While the data on T-DM1 are preliminary, results of a phase 2 trial released in October at the European Society for Medical Oncology generated enthusiasm among researchers there. At a six-month follow-up, the T-DM1 arm of the study had an overall response rate of 48 percent comparedto 41 percent in the trastuzumab (Herceptin) and docetaxel (Taxotere) arm of the trial. In addition, three of 67 women treated with T-DM1 had complete responses, compared to one of 70 given trastuzumab and docetaxel.
For those women with advanced, refractory breast cancer, the other up-and-coming agent that gained attention with a major ASCO presentation is Halaven. This intravenous drug, derived from the natural marine sponge product halichondrin B, works by crippling microtubules, which are essential to the intracellular scaffolding required for chromosome separation during division.
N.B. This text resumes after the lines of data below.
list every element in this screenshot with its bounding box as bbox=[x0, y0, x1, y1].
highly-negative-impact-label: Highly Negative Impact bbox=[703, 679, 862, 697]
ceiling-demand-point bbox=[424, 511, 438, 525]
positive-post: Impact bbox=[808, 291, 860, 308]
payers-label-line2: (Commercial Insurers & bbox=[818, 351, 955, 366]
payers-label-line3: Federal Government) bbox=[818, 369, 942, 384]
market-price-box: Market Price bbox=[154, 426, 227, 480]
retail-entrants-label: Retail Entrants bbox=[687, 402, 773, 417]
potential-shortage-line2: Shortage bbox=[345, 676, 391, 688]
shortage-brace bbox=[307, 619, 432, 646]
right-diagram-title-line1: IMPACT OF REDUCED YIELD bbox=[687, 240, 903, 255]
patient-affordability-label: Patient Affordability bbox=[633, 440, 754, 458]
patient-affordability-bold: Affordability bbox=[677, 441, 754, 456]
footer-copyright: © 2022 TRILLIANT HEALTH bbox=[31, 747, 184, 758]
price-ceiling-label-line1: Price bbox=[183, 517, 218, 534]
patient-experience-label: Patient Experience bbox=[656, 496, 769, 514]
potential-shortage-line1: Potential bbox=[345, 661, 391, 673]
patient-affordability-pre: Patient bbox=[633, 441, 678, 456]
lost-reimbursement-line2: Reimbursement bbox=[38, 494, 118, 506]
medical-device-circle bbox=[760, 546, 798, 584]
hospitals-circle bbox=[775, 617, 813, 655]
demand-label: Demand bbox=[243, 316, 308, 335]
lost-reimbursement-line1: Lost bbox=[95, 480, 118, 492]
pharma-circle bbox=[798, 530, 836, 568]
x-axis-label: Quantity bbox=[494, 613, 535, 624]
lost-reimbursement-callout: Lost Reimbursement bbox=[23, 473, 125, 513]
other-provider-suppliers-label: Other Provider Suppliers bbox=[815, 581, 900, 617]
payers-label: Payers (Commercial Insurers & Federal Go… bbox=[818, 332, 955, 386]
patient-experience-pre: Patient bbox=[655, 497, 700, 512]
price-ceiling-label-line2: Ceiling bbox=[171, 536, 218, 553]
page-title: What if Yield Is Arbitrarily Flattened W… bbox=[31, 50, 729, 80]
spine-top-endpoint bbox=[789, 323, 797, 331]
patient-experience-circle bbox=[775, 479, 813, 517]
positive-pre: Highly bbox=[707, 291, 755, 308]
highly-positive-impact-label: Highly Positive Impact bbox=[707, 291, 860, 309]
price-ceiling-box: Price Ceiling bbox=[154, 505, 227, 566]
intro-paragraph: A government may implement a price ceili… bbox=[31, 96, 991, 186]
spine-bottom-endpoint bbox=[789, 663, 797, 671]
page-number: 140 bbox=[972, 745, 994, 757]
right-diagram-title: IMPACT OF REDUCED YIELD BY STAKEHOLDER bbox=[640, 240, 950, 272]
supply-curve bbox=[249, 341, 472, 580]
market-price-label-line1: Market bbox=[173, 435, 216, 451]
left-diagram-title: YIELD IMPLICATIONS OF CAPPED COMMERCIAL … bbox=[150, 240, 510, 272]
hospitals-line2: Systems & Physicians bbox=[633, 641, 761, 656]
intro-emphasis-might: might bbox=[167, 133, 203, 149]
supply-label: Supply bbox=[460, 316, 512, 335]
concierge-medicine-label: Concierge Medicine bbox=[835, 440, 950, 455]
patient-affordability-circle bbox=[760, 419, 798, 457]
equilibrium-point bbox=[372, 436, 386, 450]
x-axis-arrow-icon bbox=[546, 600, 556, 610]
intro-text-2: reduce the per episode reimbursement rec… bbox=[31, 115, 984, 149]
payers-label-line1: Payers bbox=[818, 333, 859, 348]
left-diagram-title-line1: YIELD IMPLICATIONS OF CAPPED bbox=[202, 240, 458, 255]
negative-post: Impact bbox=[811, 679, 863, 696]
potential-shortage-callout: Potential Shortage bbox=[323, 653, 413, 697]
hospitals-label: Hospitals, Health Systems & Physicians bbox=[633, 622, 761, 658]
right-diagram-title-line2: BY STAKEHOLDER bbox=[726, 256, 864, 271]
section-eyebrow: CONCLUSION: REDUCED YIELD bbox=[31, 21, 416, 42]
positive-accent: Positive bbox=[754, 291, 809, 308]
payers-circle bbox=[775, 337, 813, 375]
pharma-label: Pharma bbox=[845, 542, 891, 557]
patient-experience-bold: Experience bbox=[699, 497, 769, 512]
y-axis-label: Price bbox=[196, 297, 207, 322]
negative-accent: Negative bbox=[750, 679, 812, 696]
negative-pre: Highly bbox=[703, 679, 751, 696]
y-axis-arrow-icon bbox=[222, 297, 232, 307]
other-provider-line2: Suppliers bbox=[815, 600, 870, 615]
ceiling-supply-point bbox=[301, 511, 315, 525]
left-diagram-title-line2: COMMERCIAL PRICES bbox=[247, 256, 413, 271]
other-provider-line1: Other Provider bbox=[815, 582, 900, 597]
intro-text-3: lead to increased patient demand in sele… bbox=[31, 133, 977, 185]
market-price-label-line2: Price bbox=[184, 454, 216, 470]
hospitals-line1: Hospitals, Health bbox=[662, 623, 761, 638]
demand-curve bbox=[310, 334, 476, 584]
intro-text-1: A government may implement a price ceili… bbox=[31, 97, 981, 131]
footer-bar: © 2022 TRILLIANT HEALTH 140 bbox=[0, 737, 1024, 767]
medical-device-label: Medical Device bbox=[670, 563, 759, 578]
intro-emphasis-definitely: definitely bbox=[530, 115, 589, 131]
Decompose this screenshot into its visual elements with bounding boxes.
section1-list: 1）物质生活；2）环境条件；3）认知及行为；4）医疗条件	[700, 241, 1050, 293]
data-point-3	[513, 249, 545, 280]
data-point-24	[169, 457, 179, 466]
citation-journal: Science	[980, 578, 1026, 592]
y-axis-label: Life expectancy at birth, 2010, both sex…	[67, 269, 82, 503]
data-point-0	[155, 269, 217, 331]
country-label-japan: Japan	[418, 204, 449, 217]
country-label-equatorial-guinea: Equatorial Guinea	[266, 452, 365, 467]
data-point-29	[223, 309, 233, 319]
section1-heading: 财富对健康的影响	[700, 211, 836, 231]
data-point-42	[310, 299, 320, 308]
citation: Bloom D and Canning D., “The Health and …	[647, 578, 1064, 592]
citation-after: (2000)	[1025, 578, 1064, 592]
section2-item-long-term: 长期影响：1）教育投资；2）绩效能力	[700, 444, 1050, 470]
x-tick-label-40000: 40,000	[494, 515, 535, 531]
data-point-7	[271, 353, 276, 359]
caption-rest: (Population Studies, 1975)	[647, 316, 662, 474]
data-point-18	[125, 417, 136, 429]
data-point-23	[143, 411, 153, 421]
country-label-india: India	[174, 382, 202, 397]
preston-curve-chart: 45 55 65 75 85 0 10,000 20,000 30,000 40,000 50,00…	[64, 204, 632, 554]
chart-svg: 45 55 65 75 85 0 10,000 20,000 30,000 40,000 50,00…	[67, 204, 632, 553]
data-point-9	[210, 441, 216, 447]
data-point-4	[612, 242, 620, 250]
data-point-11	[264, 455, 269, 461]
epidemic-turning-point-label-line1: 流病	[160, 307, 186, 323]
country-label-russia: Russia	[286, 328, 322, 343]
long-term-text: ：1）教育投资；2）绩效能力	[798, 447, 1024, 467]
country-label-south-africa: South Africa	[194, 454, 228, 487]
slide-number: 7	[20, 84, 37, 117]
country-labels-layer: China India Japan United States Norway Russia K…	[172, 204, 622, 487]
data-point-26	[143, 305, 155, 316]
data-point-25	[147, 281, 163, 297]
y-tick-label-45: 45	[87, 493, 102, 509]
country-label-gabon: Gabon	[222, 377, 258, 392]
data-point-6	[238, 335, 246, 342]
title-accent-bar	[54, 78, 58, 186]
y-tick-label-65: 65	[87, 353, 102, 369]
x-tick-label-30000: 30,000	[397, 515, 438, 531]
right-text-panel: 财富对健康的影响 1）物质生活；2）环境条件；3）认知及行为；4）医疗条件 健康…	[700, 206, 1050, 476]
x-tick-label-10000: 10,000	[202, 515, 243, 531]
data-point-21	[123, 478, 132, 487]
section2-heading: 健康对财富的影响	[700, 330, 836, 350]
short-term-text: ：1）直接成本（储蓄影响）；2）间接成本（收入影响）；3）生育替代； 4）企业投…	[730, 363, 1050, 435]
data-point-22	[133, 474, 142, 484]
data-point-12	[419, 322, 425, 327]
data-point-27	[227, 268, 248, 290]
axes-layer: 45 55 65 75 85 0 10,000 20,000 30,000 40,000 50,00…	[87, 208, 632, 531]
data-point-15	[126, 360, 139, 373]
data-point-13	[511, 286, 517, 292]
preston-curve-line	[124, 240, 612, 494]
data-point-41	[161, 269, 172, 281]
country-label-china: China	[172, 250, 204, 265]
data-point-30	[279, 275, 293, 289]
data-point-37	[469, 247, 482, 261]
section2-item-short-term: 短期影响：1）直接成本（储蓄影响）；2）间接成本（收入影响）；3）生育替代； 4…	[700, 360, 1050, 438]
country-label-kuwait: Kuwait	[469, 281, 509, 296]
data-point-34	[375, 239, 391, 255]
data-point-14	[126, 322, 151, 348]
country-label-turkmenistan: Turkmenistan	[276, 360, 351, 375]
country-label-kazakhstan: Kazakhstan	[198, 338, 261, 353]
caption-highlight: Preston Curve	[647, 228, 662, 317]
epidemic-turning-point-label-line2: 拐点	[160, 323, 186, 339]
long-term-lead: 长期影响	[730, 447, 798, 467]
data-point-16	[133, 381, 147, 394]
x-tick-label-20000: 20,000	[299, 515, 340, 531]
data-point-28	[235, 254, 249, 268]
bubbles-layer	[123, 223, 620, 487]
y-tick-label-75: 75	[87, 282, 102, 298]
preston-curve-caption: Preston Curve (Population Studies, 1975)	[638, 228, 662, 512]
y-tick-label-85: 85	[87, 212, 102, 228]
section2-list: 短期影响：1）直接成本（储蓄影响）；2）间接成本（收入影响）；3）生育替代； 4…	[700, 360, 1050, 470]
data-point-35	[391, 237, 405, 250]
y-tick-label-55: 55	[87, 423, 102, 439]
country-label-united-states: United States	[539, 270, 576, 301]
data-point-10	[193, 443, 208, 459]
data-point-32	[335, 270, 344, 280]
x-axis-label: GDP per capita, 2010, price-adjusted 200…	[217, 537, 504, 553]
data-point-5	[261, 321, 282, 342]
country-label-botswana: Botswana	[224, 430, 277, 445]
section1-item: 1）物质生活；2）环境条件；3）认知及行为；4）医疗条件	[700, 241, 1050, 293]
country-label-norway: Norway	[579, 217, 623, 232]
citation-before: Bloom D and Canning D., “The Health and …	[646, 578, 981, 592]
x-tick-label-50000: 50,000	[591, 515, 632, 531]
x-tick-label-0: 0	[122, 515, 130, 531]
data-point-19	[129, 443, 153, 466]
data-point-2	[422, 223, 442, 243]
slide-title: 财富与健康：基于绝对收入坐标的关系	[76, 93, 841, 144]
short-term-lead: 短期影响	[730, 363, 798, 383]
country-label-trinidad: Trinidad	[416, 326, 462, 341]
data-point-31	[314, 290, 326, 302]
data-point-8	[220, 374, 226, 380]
What’s interesting, says Christopher Twelves, MD, professor at the Leeds Institute of Molecular Medicine and St. James’s Institute of Oncology in the U.K., is that other cancer drugs, such as Taxol (paclitaxel), also bind to tubulin but in a different way. “In the laboratory, cancer cells that are not sensitive to Taxol can still be sensitive to eribulin [Halaven],” he says.
These drugs require us to think differently of breast cancer—as a group of related but very different diseases that happen to occur in the breast.
Twelves presented the clinical findings from a phase 3 open-label study of 762 patients with heavily pretreated, metastatic breast cancer.
In that EMBRACE trial, median overall survival was 13.1 months for patients who received eribulin and 10.6 months for those who didn’t. The drug extends life, on average, by 2.5 months.
Some critics are puzzled by the hype, but Twelves is enthusiastic about the findings thus far.
“Eribulin [Halaven] is more effective compared to other ‘real life’ choices for chemotherapy in terms of likelihood of shrinking the cancer, delaying its progression and also prolonging survival,” he says, adding that it’s the first drug to significantly prolong survival in women with such heavily pretreated disease.
In addition, he says, side effects, such as tiredness and a fall in blood counts, are generally no more troublesome than with other agents.
Miller, in Indiana, is cautiously optimistic about the PARP inhibitors and the growing understanding of breast cancer biology.
“These drugs require us to think differently of breast cancer—as a group of related but very different diseases that happen to occur in the breast.”
According to Miller, distinct breast tumors may need to be treated, diagnosed and even prevented differently. In this context, it’s understandable that some patients, physicians and researchers are encouraged by large studies that demonstrate small benefits. Survival statistics don’t tell the whole story. For a small but significant fraction of patients, such as Robin, who is particularly sensitive to PARP inhibitors, and perhaps other outliers who respond to drugs for reasons unknown, the difference could be a matter of years.